A new peer-reviewed study has raised concerns about the reliability of OpenAI’s health-focused chatbot, finding it frequently underestimated the severity of serious medical emergencies.
The research, published last week in Nature Medicine, evaluated the triage performance of ChatGPT Health — a specialized version of ChatGPT designed for health-related questions. Researchers found that the system “under-triaged” more than half of emergency scenarios, advising delayed care when immediate treatment was necessary.
Underestimating Critical Cases
In the study, researchers presented the chatbot with 60 real-world medical cases, each with 16 demographic variations altering factors such as race and gender. The variations were constructed to ensure that the clinical urgency remained identical across versions.
Three physicians independently reviewed the same cases and assessed their urgency using established medical guidelines.
The results showed that ChatGPT Health underestimated 51.6% of cases that doctors classified as emergencies. Instead of directing patients to the emergency room, the chatbot often recommended seeking medical care within 24 to 48 hours.
Among the misclassified cases were life-threatening conditions such as diabetic ketoacidosis and impending respiratory failure — both of which require immediate intervention.
“Any clinician would recognize these as emergencies,” said lead study author Dr. Ashwin Ramaswamy of The Mount Sinai Hospital in New York. He noted that in some instances, the chatbot appeared to wait for symptoms to become “undeniable” before advising emergency care.
By contrast, classic stroke symptoms were correctly identified as emergencies in every instance tested.
Over-Triage of Minor Conditions
The researchers also found that ChatGPT Health frequently erred in the opposite direction.
In 64.8% of non-urgent scenarios, the chatbot advised seeking medical care when home treatment would have been sufficient. For example, it recommended a doctor’s visit within 24 to 48 hours for a sore throat lasting three days — a situation typically managed with rest and over-the-counter remedies.
The inconsistent pattern of underestimating serious cases while overreacting to minor ones led researchers to describe the chatbot’s decision-making as “paradoxical.”
Inconsistent Crisis Referrals
The study also evaluated how the chatbot handled mental health crises.
When users express suicidal intent, ChatGPT systems are programmed to refer them to 988, the U.S. Suicide and Crisis Lifeline. However, researchers found that ChatGPT Health sometimes referred users to crisis resources unnecessarily — and in other instances failed to provide the referral when appropriate.
An OpenAI spokesperson said the company welcomes independent research but argued the study does not reflect how ChatGPT Health is designed to be used.
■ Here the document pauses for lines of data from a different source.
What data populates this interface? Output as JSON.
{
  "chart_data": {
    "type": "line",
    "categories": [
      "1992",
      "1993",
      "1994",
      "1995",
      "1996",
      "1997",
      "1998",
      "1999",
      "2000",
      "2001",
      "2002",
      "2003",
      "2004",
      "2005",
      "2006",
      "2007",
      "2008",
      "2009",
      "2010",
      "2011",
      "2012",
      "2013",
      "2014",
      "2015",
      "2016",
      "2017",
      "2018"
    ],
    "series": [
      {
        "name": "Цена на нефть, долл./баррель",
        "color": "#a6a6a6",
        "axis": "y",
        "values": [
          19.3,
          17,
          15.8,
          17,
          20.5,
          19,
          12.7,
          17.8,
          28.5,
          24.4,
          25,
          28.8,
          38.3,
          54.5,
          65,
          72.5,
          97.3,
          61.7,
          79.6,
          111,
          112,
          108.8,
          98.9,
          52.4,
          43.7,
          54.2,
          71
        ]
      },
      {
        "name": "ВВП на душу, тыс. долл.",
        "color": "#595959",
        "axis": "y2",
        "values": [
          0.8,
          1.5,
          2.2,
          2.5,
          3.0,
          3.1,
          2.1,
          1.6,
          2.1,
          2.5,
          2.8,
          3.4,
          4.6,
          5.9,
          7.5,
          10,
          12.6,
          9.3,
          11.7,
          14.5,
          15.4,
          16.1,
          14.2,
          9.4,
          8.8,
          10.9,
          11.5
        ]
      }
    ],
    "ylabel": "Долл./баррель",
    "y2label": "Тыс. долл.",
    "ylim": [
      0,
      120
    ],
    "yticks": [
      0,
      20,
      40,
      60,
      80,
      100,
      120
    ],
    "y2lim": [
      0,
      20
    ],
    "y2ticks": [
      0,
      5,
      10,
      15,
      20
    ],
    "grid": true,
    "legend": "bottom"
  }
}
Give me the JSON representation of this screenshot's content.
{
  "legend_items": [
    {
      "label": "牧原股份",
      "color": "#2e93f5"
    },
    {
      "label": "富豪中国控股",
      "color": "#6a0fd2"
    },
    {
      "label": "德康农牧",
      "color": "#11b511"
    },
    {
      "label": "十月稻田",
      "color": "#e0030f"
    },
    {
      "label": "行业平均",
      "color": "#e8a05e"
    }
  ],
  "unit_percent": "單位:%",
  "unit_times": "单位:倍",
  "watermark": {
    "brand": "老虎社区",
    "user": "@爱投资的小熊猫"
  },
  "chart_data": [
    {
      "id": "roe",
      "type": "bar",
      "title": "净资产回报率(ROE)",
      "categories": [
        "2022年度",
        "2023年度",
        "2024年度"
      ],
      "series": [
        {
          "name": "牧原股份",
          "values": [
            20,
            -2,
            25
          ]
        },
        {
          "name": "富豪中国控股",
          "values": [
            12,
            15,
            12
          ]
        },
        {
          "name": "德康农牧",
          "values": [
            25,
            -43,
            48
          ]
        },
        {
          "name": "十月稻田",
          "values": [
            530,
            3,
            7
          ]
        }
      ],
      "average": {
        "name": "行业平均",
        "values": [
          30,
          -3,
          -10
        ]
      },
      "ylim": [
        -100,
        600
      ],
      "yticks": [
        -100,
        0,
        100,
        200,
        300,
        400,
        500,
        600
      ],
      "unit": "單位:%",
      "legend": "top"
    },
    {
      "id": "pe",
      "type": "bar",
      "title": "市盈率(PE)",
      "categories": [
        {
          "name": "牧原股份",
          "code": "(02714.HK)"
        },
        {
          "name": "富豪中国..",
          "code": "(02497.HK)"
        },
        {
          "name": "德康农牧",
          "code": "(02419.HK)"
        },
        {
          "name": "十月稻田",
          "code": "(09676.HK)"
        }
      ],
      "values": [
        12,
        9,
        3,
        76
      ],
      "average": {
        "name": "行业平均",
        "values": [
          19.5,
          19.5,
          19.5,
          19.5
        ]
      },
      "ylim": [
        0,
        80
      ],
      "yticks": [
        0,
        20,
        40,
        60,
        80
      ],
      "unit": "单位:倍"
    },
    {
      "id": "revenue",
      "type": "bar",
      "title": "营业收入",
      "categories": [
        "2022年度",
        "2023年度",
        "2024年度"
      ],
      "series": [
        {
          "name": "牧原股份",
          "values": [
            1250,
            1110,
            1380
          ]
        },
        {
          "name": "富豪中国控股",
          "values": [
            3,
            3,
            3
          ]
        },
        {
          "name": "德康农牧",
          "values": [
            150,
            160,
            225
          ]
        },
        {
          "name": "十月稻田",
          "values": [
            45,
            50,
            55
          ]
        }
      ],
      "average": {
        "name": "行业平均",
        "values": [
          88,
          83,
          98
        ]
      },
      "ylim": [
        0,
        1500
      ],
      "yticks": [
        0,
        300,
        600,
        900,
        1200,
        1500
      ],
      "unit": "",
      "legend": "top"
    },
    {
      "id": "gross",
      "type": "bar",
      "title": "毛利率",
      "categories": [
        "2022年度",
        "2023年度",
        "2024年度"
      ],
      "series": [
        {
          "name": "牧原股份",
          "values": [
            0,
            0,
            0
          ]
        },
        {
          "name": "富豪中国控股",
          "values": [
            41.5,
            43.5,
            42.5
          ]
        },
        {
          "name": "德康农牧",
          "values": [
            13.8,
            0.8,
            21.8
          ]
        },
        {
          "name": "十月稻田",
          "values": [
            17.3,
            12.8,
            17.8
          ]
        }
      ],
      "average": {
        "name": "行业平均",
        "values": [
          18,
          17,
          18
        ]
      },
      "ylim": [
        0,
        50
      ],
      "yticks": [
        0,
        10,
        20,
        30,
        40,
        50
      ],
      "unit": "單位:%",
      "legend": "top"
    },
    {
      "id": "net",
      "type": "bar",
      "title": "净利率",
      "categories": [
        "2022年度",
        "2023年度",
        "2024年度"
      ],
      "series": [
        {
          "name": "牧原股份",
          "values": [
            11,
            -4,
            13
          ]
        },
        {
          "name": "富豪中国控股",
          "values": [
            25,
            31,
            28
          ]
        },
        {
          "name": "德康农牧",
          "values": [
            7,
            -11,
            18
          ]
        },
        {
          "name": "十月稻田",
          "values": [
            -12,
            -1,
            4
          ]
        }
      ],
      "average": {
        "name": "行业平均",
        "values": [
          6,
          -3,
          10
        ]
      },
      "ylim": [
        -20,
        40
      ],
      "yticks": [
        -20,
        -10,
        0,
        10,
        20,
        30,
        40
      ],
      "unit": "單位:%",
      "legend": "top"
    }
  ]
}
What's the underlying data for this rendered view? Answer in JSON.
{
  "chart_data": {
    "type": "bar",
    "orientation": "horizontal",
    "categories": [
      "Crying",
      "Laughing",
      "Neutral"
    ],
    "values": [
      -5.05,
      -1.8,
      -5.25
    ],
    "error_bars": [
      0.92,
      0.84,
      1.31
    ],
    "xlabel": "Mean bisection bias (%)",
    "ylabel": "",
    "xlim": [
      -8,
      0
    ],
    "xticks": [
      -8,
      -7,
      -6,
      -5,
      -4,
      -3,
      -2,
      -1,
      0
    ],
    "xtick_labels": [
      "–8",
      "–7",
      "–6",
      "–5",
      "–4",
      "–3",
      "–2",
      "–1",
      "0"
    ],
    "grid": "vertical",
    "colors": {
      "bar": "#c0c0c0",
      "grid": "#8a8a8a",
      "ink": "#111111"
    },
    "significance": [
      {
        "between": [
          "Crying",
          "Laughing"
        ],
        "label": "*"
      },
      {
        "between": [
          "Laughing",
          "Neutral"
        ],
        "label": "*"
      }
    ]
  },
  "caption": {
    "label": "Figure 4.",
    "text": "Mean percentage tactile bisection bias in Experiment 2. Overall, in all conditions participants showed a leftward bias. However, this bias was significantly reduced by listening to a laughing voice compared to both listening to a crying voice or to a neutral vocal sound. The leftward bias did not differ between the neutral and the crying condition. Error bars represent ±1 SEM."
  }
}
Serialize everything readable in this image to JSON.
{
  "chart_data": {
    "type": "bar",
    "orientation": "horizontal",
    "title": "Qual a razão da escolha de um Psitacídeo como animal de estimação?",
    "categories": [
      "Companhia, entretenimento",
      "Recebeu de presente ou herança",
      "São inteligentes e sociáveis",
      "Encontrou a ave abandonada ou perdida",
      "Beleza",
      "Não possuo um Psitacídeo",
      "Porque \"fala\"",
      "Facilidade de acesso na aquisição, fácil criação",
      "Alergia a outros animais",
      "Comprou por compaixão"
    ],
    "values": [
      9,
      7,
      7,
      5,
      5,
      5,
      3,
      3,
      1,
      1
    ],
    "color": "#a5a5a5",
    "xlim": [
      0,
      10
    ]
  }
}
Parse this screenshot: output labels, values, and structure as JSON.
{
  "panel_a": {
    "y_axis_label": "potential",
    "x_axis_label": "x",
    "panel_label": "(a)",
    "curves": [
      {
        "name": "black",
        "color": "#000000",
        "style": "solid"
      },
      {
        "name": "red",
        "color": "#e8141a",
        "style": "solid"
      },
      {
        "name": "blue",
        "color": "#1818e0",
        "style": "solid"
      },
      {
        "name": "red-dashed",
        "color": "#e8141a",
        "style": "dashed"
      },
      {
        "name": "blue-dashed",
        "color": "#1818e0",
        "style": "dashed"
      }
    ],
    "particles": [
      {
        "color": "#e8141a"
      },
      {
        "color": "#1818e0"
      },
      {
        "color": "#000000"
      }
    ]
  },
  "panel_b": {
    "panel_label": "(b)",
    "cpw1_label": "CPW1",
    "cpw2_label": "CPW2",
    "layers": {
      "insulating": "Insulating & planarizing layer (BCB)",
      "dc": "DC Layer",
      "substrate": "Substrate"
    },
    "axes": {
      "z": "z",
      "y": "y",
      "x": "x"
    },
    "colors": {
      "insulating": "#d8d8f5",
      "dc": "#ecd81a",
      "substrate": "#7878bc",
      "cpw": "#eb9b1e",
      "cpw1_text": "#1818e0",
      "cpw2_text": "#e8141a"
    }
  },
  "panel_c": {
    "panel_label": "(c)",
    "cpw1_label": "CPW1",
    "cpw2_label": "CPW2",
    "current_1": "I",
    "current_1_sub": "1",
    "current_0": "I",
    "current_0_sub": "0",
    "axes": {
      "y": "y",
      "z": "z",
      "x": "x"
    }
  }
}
The system encourages follow-up questions and interactive dialogue, rather than one-time responses to isolated medical prompts.
OpenAI also emphasized that ChatGPT Health is not intended to diagnose or treat medical conditions and is currently available to a limited group of users while further safety improvements are underway.
Growing Reliance on AI for Health Questions
The findings come as AI tools become increasingly integrated into healthcare conversations. OpenAI reports that tens of millions of people worldwide use ChatGPT for health-related inquiries, with a significant share of questions submitted outside traditional clinic hours or from locations far from medical facilities.
Experts say accessibility may explain why patients are turning to AI.
“You can ask unlimited follow-up questions and upload documents,” Ramaswamy said. “People want not just answers, but a kind of digital medical partner.”
Still, clinicians caution that AI systems are not substitutes for professional medical judgment.
Dr. John Mafi, a primary care physician at UCLA Health who was not involved in the study, said tools that influence medical decisions should undergo rigorous controlled trials before widespread deployment.
“There’s a major difference between passing a medical exam and practicing medicine safely,” he said.
Researchers also warn that AI systems can reflect biases in user input or training data. Large language models may unintentionally reinforce misconceptions by agreeing with flawed assumptions presented by users.
Not a Replacement for Doctors
While some experts believe AI chatbots can assist with general health education or administrative guidance, they stress that patients should not rely on them during emergencies.
The study’s authors recommend that AI health tools be used alongside — not instead of — licensed medical professionals. As AI adoption accelerates, they say collaboration between healthcare providers and technology developers will be essential to ensure patient safety.
For now, researchers advise caution: when symptoms suggest a serious condition, human medical evaluation remains the safest course of action.